Communities United for Police Reform, an organization increasingly critical of Mr. Bratton and the de Blasio administration, said Mr. Bratton was “unconscionable” and “reckless” after he claimed during an NYPD promotion ceremony yesterday that “street demonstrations” “led to the murder of two of our police officers.”

CPR demanded that Mayor Bill de Blasio condemn the comment.

“Commissioner Bratton’s unconscionable statement yesterday at a NYPD promotion ceremony was reckless and wildly inaccurate,” said Monifa Bandele, a spokesperson for the group. “His attempt to connect the protests of the unjust killing of Eric Garner to the unjust killing of police officers is despicable and irresponsible.”

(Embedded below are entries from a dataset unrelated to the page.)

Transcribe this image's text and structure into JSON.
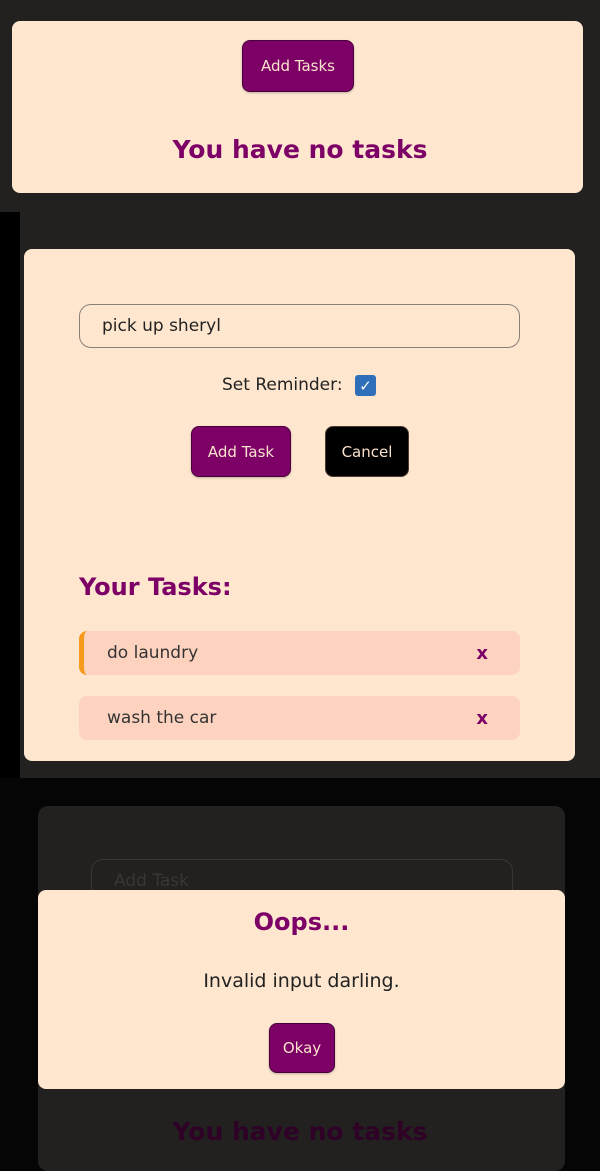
{
  "screen1": {
    "add_tasks_button": "Add Tasks",
    "empty_message": "You have no tasks"
  },
  "screen2": {
    "task_input_value": "pick up sheryl",
    "reminder_label": "Set Reminder:",
    "reminder_checked": true,
    "add_task_button": "Add Task",
    "cancel_button": "Cancel",
    "tasks_heading": "Your Tasks:",
    "tasks": [
      {
        "text": "do laundry",
        "reminder": true,
        "delete_label": "x"
      },
      {
        "text": "wash the car",
        "reminder": false,
        "delete_label": "x"
      }
    ]
  },
  "screen3": {
    "input_placeholder": "Add Task",
    "empty_message": "You have no tasks",
    "dialog": {
      "title": "Oops...",
      "message": "Invalid input darling.",
      "okay_button": "Okay"
    }
  },
  "colors": {
    "accent": "#7c0066",
    "card_bg": "#fee6cf",
    "task_bg": "#fdd3c0",
    "reminder_border": "#f79a1b",
    "page_bg": "#222120"
  }
}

“We call on Mayor Bill de Blasio to denounce this dangerous rhetoric that equates protest of police brutality with violence, thereby threatening the safety of those who choose to exercise that Constitutional right,” the spokesperson added.

This isn’t the first time that Mr. Bratton has implied that the mass anti-police brutality protests which rocked the city after a Staten Island grand jury voted not to indict a police officer in the death of Eric Garner, a black man, drove a mentally unstable man to kill two police officers, Rafael Ramos and Wenjian Liu. Echoing many conservatives, who felt the protesters were encouraging violence against police, Mr. Bratton said last December that “it’s quite apparent, quite obvious that targeting these two police officers was a direct spinoff of this issue and these demonstrations,” enraging many in the police reform movement.

Mr. Bratton’s unrestrained rhetoric often puts Mr. de Blasio, who ran for office on a platform of improving the relationship between the NYPD and minority communities, in an awkward place. His office did not return a request for comment on Mr. Bratton’s latest comments, though Mr. de Blasio was willing to break with his police commissioner after he said last week liberal members of the City Council can be “obstructive” and “destructive.”

“I don’t share the assessment. I have had a very good working relationship with the Council,” Mr. de Blasio said.